The following is a list of 7 things that have helped bring sanity and structure into our lives as we attempt to figure all of this out. As always, these stem from our needs and have made it easier for us…I’m sharing them because they might help you too.

  1. Address the changes: As I mentioned above, we’ve now found ourselves together all day in a small apartment, without the usual routines / play dates / errands / social interactions that helped keep us sane. So we sat down and talked about what changed, and how we plan on making these changes work for our current ‘new normal’.
  2. Make your schedules work around each others’: Right now, Sam needs to work and I need to take care of Kate, my sanity & the household. We could have decided that Sam would’ve been holed up with his computer and mobile all day whilst I distracted Kate…but that wouldn’t work for us. This is a unique situation and so we set allocated times for work and recreation that respected our boundaries.
  3. Tag Team – This one goes hand in hand with the previous one. We decided on certain ‘Kate Routines’ that Sam would do, just to give me a little breather during the day. Which leads me to the next point:
  4. Carve out ‘me time’ – We set aside a time, each day, to do something on our own, for ourselves. In my case one of these things is exercise – something that helps me lower my anxiety levels. Sam plays with Kate whilst I smash out 30 minutes of HIIT, it’s a win-win. I will never stop preaching about the positive effects of exercise on just about every aspect of your being…but obviously this ‘me time’ can be anything you want it to be. If you are the only adult in the household this might have to be during a nap, or once the kids are asleep – but believe me it is VITAL.
  5. Video-call loved ones: We have a scheduled FaceTime slot with Kate’s grandparents every morning. She obviously too young to understand why she’s not running around her Nanna Al’s garden chasing Billy Bob the dog, or why she’s not picking snails out of Nanna Tutzi’s flower pots on the daily. So in this case we’ve embrace technology wholeheartedly.

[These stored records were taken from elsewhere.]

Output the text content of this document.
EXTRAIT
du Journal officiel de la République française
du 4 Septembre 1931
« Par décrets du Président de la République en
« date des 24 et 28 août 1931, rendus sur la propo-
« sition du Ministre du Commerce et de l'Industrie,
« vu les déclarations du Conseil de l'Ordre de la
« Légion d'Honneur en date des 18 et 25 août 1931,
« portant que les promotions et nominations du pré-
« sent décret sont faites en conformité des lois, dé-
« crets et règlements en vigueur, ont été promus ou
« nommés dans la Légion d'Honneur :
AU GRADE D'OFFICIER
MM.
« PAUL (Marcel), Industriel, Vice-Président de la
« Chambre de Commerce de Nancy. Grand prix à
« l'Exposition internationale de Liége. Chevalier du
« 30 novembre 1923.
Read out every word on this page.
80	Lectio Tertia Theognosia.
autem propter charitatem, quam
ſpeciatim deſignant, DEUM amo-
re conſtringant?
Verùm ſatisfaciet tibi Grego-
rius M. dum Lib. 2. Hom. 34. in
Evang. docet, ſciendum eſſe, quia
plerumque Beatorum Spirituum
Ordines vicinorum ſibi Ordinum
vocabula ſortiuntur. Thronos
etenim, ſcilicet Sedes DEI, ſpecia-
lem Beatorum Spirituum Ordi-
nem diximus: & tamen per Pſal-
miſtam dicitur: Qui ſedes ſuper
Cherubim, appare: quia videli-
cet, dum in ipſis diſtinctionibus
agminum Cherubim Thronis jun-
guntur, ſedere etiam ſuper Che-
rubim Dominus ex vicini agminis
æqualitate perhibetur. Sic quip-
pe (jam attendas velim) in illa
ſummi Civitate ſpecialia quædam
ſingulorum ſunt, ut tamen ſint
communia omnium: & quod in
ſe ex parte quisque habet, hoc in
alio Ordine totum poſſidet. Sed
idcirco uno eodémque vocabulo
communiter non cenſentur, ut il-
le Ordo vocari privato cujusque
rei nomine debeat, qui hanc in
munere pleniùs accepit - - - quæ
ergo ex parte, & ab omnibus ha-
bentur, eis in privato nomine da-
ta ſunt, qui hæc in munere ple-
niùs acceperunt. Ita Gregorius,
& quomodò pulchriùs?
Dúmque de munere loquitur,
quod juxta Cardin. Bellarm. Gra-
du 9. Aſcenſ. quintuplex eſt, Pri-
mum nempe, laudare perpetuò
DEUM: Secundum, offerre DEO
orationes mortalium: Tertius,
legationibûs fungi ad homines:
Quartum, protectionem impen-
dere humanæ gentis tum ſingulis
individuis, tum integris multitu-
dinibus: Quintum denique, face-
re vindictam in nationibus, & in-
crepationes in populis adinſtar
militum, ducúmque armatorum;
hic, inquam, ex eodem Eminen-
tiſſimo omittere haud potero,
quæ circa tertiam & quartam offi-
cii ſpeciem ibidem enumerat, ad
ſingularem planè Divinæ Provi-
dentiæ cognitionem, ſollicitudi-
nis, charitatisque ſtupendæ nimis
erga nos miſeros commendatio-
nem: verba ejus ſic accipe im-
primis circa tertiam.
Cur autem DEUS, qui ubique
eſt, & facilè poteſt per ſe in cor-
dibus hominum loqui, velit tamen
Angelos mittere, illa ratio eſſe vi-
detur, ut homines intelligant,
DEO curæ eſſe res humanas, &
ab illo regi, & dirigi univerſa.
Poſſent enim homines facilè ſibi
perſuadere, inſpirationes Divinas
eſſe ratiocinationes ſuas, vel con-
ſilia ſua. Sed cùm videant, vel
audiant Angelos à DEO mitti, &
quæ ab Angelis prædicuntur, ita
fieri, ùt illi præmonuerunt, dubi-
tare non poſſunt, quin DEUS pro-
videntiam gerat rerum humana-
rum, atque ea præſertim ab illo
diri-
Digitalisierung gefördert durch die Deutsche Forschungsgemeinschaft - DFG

  6. Mute chats & take in less information: We decided to keep up to date, but to avoid spending endless hours scrolling through media sites & WhatsApp group chats. Notifications have been turned off and we check in with the major news once a day (unless a relative spills the beans over FaceTime of course). We also make it a point to steer well away from fake news.
  7. Eat well: Eating the right foods can help fend off the sluggishness that comes with being indoors all day. To avoid reaching for the guilty pleasures simply because they’re right there, we’ve stocked up on healthy snacks and eat light lunches. As a side note: parents, prepare your snacks too! You might get caught up thinking about how you’re going to feed your bottomless-pit of a child, but please don’t neglect yourself in this department.
  8. Last but not least, don’t be too hard on yourselves (or each other): It’s OK that the house is a mess, that your kids ate toast for dinner for the third night in a row, that Netflix is on at 9am or that you’re not thinking up creative activities for every second of your child’s day. Remember, we are doing our bit, and we are doing a good job.

Yes, overwhelmed is an understatement right now. And whilst you might not be on the front line at hospital, as a parent you are still very much on the front line of raising the generation that gets through all this. So take care of yourselves, because that’s the first step in taking care of others.